In 1998 rezoning request was denied by the Gwinnett Board of Commissioners based on the recommendation of the Gwinnett Planning Commission, which said the Roberts project did not fit into the county’s land-use plan.
In an attempt to have the request reconsidered, Roberts Properties filed state and federal lawsuits against Gwinnett County. It piggybacked off the outcry over school district configuration and used the Fair Housing Act to claim that the county was unfairly trying to keep apartment/transient students out of specific school districts by denying its rezoning request.
Many considered it to be the first time a luxury apartment developer cited the Fair Housing Act, which was established to prevent housing discrimination, to challenge a rezoning denial.
Roberts Properties also claimed that the property was not economically viable as office space alone. The company appears to be making a similar claim in its 2017 application, which states, “There is simply an insufficient demand for office space in Peachtree Corners and at the Subject Property’s location, specifically for a new office development on the Subject Property to be economically viable.”
Around 2000, Roberts Properties won the suit against Gwinnett County.
In a recent statement from council member Alex Wright, he recalls subsequent encounters the county and city had with the developer. “Mr. Roberts is the individual that sued (and won) Gwinnett County back around 2000 to have the land where the Town Center is going, zoned for apartments. He sat on that land until 2012 when he sold it to Lennar, who was going to build apartments until the City bought it from Lennar at a higher price a year to prevent those apartments from being built. This led to the creation of the Town Center. Mr. Roberts is now proposing to build apartments on land next to the Town Center,” Wright says.

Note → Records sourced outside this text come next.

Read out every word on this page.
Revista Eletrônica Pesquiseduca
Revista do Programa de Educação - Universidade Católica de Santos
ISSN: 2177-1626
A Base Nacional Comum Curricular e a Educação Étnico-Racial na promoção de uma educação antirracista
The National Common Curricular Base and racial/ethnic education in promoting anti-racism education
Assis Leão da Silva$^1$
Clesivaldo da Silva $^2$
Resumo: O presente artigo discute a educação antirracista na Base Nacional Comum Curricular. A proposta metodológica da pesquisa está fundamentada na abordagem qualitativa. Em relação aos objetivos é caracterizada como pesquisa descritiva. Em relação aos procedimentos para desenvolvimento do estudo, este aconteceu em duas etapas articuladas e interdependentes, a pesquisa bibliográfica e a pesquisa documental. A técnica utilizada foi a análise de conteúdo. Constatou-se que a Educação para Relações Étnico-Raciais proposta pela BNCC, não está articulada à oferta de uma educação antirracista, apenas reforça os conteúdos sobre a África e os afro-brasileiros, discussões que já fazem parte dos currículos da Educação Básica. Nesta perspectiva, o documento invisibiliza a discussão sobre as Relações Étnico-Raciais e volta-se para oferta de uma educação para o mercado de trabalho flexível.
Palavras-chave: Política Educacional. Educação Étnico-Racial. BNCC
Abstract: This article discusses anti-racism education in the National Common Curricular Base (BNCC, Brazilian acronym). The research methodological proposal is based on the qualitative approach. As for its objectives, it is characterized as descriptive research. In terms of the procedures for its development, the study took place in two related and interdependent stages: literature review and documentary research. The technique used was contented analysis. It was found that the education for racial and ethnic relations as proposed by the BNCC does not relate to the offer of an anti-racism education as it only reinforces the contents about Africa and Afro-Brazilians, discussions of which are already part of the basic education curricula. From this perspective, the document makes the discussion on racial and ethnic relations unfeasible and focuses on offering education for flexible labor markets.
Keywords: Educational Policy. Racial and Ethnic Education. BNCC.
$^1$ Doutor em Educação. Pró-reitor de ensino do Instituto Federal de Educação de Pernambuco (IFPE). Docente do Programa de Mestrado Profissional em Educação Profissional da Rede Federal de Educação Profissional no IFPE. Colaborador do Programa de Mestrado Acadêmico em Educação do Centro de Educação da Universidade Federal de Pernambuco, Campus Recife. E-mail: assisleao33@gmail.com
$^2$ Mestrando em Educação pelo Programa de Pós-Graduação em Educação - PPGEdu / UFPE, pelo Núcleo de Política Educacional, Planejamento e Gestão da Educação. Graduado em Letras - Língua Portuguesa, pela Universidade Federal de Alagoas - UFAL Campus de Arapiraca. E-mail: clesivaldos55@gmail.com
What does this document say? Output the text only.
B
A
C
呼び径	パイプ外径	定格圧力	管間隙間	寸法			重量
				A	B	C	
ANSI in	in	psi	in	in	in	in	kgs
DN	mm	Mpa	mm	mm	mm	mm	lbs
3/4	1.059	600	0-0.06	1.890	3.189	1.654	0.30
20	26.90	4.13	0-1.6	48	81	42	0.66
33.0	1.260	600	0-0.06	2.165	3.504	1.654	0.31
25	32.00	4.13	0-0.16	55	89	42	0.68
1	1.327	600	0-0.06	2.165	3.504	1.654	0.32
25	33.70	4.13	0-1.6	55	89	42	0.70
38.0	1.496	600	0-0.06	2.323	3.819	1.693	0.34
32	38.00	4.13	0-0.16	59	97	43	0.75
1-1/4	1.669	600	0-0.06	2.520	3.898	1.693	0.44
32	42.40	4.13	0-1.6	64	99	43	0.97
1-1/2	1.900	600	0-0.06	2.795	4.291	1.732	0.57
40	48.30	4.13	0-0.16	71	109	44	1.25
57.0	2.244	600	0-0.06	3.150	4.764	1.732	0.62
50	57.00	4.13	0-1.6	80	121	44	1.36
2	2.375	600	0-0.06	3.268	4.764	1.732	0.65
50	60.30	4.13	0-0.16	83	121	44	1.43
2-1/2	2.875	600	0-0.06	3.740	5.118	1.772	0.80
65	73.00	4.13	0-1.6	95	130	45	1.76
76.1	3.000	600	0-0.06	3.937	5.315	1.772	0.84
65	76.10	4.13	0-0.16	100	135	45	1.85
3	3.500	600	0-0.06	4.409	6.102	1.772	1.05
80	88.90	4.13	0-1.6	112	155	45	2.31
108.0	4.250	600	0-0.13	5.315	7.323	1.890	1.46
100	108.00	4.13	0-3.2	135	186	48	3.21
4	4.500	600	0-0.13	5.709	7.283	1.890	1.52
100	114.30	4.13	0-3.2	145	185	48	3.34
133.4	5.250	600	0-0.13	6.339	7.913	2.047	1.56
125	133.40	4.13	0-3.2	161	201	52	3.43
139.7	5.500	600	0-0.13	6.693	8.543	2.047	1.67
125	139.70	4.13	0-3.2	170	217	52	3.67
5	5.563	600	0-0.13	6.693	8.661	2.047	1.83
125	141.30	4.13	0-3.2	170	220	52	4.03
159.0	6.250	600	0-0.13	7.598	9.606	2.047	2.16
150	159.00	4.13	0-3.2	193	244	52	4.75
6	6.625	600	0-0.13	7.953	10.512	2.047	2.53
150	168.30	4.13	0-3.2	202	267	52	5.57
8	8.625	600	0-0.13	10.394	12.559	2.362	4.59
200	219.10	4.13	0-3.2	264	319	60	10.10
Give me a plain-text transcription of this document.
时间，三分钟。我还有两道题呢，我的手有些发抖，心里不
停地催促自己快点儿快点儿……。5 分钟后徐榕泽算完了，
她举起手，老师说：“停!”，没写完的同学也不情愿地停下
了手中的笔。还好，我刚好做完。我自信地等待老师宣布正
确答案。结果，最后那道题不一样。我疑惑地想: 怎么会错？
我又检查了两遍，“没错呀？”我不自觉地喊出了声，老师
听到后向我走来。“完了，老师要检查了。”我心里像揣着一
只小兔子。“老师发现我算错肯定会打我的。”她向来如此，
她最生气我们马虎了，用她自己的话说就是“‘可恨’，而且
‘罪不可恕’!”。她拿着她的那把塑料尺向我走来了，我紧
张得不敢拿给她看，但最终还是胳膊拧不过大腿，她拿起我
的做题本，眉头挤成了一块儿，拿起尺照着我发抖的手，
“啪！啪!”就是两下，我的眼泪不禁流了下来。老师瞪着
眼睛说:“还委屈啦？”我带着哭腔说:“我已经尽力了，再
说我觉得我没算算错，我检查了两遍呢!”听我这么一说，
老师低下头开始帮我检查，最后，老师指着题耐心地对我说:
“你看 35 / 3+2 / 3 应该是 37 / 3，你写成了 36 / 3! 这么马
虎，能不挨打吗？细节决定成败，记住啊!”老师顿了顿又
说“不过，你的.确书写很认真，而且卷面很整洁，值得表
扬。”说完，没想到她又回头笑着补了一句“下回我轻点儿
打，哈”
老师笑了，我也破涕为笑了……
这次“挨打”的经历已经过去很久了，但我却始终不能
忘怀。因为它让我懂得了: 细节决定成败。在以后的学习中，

On Nov. 6 from 7-8:30 p.m. the UPCCA will hold a Land Use Meeting at Peachtree Corners Baptist Church (4480 Peachtree Corners Circle, Peachtree Corners, GA 30092). Wright urges residents to attend, “I would strongly encourage you to attend this meeting on Nov. 6 and to share this information [about Roberts] with your neighbors.”
According to Conkle, the planning department will have a recommendation on this application for the Planning Commission posted online by Friday, Nov. 10 for the public.
On Nov. 14 at 7 p.m. the Peachtree Corners Planning Commission is scheduled to consider the Roberts Properties rezoning proposal at its. Developers usually attend to present their proposal and answer questions. Charlie Roberts or a representative from Roberts Properties could not be reached for a comment in time for this article, or to confirm their attendance.
We also reached out to Hotel Indigo for comment on being included on renderings and the application. There was no response in time for this article. We also asked Jeff Conkle about Hotel Indigos inclusion in this application. He responded that no letter of agreement was included with the application, and that staff is not aware of any such agreement.